Aufmerksamkeit wird auf die schönen Dinge gelenkt
In seinen Bildern thematisiert er Krieg mal direkt, mal ex negativo, indem er sich beispielsweise den schönen Dingen des Lebens widmet und die Aufmerksam darauf lenkt. Dargestellt werden Alltagsszenen oder Momente des menschlichen Miteinanders. Auf einem seiner Werke ist zu sehen, wie sich ein Mann von seiner Frau wegen eines Militäreinsatzes verabschiedet. Auch das ist eine Form des Leides, die der Krieg produziert.
André Kramer: «Abschied»
Er zerstört aber auch die Freiheit, wie Kramer in einem anderen Bild am Beispiel Julian Assanges zu vermitteln beabsichtigt. Dafür hat er das Gesicht der US-amerikanischen Freiheitsstatue durch das Konterfei des WikiLeaks-Gründers ersetzt. «Liberty is not a Statue» heißt das Bild. Es war einer seiner zwei Beiträge zur jüngsten IAFF-Ausstellung in der Musikbrauerei, wo neben Kramer auch Künstler wie Michal Lezian, Kathrin Henneberger, Raymond Unger, Marie Finkel oder Clement Loisel ihre Werke präsentierten.

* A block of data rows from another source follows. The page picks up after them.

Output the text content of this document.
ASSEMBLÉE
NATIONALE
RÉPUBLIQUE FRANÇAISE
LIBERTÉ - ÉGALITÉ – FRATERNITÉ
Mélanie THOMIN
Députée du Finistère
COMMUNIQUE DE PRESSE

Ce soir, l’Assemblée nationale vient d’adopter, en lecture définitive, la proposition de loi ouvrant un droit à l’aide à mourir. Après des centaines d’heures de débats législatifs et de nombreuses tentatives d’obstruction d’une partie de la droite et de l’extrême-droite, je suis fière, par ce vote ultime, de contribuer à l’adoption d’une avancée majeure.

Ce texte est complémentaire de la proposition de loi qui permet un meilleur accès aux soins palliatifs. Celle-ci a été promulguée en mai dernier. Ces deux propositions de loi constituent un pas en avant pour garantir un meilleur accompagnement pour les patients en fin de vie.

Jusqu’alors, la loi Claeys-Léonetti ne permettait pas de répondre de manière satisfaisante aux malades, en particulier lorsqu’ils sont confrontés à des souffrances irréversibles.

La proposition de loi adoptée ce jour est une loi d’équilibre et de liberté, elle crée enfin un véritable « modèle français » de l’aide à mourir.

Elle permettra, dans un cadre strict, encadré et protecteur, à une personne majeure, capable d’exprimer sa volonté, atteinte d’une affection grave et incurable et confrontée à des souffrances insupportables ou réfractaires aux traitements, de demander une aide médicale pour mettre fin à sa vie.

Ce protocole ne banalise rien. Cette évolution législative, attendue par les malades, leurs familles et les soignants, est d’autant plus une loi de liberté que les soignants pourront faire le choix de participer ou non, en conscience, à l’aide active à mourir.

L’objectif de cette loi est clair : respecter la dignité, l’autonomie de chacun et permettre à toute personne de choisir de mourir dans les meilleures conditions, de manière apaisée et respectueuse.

André Kramer, «Liberty is not a Statue»
Letzterer, ein IAFF-Mitglied der ersten Stunde, bringt sich in seinen neuen Bildern selbst ein, als irritierten Touristen in aktuellen Situationen, beispielsweise in einer völlig zerbombten Straße. Seine Kollegin Jill Sandjaja hat Collagen angefertigt, auf denen unter anderem Bundeskanzler Scholz als Marionette der US-Regierung erkennbar wird. Diese benutzt ihn für die eigenen Kriegsziele, bis er wie eine Zitrone ausgepresst ist. Marie Finkel hingegen sendet auf ihren Bildern eine Friedensbotschaft, indem sie das Motiv der Taube variiert.
Jill Sandjaja: «Er kann sich nicht erinnern»
Künstlerkatalog zur Ausstellung
Gebündelt werden diese und andere Exponate der Ausstellung in dem dazugehörigen Künstlerkatalog, der sich über die Homepage der IAFF bestellen lässt. Es ist ein Zeitdokument, das in der gegenwärtigen Debatte um Krieg und Frieden sowohl einen kritischen als auch erbaulichen Beitrag leistet. Wer die Ausstellung verpasst hat, kann sich im Katalog einen Eindruck verschaffen, wie die IAFF-Künstler sich mit diesem brisanten Thema auseinandersetzen. Neben ihren Werken findet sich jeweils eine kurze Selbstvorstellung, mal mit einem bissigen Statement, mal mit ermutigenden Worten.
Künstlerkatalog IAFF
Ebenso Teil des Künstlerkatalogs sind Texte, Lieder und Statements von Künstlern anderer Disziplinen, die während der Ausstellungstage für ein Rahmenprogramm sorgten. Dazu gehören etwa ein Gedicht von Sabine Winterfeldt, die Songlyrics von Martin Kelly oder eine «Ode an den Frieden» des Aktivisten und DJs Captain Future.
Aus diesen verschiedenen und vielschichtigen Beiträgen ergibt sich das Mosaik einer pulsierenden Künstlerbewegung, die beherzt vor Augen führt, was Kunst ist: ein Medium der Verständigung. Oder, um es mit André Kramer zu sagen: «ein unersetzliches Werkzeug auf dem Weg zu einem friedvollen Miteinander».